I'd forgotten how I'd nearly died in 1946 from my bout with polio. How the doctors had given up hope within hours of my arrival in the quarantine ward of Los Angeles County General Hospital, desperately ill, burning up with polio's fever, its dread paralysis creeping its way toward my chest until it reached that inevitable destination and forced me into the wheezing clamor of the huge iron lung. My parents had been told I wouldn't live; told I was dying. Funny how that close call had slipped from memory. How that fact of near-death, that contingency, had become obscured in all the years of rehabilitation, of learning how to get around, disabled, in the world. Had become obscured by the very stuff of life itself, by. . . what?

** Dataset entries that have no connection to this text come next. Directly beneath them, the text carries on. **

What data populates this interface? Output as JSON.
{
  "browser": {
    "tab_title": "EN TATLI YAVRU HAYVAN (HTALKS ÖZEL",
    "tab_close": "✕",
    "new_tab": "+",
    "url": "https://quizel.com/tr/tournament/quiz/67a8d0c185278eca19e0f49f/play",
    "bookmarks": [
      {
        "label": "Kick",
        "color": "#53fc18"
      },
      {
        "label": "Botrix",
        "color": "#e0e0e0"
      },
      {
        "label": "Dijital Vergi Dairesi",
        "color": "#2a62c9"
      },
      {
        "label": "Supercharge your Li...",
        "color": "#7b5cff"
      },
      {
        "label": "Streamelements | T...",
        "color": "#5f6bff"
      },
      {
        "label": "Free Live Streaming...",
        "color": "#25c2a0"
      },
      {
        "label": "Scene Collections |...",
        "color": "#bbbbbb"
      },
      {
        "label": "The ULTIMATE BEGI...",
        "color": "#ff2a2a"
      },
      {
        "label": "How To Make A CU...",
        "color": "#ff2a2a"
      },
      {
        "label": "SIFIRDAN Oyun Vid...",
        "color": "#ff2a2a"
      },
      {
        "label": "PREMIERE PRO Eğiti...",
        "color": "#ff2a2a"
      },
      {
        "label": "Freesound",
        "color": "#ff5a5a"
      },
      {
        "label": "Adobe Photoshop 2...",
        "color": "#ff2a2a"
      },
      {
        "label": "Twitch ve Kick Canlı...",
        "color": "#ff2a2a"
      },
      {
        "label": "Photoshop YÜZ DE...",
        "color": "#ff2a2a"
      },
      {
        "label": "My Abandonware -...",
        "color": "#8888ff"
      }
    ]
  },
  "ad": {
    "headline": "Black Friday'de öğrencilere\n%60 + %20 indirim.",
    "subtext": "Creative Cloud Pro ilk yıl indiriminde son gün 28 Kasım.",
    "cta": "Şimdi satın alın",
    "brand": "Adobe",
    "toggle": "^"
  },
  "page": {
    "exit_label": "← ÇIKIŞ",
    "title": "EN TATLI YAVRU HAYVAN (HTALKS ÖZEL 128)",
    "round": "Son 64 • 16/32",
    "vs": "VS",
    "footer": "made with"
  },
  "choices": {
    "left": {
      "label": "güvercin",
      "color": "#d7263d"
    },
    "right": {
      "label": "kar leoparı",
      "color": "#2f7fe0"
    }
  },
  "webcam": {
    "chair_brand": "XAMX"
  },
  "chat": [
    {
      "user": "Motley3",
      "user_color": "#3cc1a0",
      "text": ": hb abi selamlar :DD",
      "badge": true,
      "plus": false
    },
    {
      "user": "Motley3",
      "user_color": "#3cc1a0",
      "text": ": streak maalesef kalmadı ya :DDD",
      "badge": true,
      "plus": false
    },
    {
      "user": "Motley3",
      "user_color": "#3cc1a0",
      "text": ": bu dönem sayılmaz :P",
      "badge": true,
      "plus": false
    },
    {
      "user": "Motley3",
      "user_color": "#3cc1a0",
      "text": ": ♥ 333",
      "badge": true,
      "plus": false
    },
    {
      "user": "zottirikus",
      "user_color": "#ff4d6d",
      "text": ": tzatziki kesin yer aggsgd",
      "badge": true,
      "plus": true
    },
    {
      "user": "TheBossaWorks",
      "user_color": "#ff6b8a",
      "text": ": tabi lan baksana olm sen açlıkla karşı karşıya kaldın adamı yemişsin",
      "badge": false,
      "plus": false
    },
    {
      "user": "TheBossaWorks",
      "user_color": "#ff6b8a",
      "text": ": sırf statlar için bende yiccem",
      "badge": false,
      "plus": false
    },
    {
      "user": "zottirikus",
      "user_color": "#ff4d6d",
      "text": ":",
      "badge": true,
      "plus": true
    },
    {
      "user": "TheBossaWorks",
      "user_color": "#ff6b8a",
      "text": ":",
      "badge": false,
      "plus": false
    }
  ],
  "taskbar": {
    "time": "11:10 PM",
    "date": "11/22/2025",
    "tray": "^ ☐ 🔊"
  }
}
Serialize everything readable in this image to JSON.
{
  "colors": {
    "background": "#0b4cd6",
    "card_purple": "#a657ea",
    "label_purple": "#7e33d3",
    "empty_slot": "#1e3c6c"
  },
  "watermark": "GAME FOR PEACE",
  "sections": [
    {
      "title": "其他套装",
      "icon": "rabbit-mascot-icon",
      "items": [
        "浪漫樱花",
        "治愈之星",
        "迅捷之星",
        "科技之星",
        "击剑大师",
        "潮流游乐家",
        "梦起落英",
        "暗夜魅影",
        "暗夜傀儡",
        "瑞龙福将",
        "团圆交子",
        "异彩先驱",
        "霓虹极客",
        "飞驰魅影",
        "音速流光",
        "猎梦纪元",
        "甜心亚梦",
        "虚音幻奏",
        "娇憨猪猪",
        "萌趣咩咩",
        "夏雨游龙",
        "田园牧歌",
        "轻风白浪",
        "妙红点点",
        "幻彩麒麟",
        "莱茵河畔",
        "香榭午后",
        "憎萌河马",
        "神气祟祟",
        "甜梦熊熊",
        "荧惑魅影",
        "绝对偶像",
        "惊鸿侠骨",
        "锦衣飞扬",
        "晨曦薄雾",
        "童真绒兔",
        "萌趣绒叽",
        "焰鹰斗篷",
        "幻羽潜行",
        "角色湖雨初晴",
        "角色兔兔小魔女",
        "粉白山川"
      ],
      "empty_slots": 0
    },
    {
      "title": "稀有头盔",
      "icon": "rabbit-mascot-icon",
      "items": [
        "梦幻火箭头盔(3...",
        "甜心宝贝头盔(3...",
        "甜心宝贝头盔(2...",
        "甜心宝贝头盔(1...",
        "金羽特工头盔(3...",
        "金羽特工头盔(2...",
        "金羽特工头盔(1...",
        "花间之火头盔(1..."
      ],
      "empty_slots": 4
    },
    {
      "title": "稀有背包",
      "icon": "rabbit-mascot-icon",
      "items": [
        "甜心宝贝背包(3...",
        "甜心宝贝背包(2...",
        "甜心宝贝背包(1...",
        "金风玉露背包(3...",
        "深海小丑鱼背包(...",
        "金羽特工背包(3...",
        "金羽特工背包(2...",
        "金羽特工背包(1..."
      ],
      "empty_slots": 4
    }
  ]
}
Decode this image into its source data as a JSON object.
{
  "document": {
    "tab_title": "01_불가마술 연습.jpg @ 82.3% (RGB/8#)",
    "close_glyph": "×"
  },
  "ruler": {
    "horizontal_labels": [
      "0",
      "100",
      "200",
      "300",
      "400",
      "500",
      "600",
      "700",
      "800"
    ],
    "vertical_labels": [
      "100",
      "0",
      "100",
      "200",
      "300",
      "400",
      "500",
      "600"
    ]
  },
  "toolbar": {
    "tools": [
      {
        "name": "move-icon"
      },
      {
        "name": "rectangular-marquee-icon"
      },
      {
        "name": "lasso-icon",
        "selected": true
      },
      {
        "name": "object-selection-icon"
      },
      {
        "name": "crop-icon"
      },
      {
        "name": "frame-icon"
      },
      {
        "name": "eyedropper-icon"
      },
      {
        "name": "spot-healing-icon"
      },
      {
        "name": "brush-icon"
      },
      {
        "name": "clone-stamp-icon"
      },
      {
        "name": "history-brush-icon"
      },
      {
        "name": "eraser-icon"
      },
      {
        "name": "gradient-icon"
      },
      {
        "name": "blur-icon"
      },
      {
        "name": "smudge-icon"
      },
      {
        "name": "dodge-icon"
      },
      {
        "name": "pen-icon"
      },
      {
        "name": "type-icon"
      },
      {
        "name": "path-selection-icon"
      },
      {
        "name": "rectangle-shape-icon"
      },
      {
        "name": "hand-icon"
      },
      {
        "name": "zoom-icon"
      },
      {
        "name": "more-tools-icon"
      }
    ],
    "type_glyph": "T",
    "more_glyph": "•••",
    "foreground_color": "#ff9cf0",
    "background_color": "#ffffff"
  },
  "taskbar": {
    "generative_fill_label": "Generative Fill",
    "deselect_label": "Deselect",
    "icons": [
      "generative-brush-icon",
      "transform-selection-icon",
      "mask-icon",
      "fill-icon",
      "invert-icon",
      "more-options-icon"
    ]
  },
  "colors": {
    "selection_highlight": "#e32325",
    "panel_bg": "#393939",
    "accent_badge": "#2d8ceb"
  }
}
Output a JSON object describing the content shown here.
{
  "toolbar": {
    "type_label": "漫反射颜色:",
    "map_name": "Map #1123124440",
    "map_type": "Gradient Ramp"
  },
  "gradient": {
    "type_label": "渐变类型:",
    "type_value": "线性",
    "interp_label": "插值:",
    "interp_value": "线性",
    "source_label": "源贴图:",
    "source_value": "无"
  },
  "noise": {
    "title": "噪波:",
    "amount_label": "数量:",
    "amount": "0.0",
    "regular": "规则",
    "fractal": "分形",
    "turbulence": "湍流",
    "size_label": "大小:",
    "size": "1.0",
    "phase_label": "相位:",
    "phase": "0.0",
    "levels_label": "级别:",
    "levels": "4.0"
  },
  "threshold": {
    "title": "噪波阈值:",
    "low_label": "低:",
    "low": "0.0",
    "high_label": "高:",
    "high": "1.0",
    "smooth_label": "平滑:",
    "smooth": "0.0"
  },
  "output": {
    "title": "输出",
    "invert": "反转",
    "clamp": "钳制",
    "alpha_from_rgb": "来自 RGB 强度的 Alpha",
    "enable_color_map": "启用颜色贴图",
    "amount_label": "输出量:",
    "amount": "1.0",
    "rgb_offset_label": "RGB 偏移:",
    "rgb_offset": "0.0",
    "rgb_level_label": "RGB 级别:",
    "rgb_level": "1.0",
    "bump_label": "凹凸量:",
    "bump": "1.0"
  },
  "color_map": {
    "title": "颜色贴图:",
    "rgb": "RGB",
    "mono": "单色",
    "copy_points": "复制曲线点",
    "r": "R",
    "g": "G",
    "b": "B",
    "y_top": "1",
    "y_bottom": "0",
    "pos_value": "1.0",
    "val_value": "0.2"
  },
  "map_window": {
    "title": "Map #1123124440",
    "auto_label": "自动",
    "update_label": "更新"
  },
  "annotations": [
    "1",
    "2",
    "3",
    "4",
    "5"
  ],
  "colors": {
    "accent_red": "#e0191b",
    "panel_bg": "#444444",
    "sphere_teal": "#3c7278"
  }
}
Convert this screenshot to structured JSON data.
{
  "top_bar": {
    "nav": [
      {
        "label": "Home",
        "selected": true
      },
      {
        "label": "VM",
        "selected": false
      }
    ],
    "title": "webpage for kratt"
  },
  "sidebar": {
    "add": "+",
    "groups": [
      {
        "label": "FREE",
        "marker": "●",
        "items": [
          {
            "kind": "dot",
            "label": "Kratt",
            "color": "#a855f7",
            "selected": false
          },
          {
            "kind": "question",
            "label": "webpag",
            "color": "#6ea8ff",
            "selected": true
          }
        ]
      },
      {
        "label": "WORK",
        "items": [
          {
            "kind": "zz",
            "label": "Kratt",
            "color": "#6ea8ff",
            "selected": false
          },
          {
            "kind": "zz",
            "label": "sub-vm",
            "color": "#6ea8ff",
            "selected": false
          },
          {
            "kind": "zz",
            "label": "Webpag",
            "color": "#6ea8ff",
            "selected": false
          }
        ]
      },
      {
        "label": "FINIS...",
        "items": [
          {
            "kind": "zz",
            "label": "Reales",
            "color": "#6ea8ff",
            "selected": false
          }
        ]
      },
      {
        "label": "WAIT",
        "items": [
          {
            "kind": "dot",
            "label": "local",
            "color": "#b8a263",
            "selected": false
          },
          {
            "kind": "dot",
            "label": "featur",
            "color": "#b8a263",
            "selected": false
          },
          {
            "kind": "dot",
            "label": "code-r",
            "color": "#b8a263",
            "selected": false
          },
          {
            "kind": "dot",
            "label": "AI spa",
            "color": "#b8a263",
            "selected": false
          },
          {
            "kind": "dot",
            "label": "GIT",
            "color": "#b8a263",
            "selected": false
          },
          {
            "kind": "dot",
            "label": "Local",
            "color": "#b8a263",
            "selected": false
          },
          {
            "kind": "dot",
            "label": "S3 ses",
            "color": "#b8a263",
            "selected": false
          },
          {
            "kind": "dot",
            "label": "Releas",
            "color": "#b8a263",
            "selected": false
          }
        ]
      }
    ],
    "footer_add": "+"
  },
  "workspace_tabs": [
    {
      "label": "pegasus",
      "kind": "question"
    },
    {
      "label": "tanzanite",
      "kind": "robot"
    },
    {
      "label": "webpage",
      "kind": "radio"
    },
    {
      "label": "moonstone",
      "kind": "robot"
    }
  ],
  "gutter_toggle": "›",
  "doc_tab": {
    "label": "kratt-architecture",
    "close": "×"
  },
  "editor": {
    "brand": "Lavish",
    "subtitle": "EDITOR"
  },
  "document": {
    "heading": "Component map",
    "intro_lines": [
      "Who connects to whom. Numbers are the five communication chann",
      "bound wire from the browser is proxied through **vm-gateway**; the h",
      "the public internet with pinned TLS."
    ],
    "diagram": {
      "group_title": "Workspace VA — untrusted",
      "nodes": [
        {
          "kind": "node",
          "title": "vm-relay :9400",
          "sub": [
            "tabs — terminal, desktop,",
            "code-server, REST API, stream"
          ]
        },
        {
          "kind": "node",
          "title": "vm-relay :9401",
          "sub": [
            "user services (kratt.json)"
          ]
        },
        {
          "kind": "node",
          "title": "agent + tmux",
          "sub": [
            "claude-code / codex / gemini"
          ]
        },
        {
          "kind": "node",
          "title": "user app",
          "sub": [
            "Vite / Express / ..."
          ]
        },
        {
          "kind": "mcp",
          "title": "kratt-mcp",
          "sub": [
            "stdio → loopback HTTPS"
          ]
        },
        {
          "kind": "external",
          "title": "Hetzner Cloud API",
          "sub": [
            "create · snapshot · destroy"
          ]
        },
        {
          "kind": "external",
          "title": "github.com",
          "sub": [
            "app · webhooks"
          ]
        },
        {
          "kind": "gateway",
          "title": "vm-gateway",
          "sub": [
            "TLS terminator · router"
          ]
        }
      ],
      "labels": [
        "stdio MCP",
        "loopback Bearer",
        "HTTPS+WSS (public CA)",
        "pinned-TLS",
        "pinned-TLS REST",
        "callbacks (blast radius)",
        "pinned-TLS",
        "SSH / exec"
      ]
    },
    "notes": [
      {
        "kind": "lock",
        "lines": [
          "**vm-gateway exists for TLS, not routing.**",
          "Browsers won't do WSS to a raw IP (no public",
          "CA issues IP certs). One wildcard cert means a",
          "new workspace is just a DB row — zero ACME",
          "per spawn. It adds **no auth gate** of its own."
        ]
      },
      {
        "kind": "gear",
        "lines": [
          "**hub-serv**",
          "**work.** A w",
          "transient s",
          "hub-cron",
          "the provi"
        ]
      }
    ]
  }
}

By things like the childhood rides after dinner in Dad's brown Hudson to the new soft-ice-cream store for a cone--vanilla--that iced my tongue as I licked the creamy thickness into sharp peaks over and over again. By the idle paddling of us kids on surf boards in mountain lakes of vibrant sapphire that contrasted starkly against the deep greens of the pines hovering high overhead up and down the shores. By my nervousness on my wedding day, wishing my maid-of-honor, Susan, would stop weeping, lest in her joyful emotion she cause me to do the same. By the births of my two children and by the feeling of their solid bodies laid across my own for the first time. Yes. . . by the very stuff of life itself.

"But that doesn't mean," I argued, suddenly appalled, "that now I should just be grateful and ready to die."

Max ignored me, said, "Go on now." And with that he shook out his feathers and extended his wings and lifted off into the warm night air, soon disappearing in the dark sky overhead.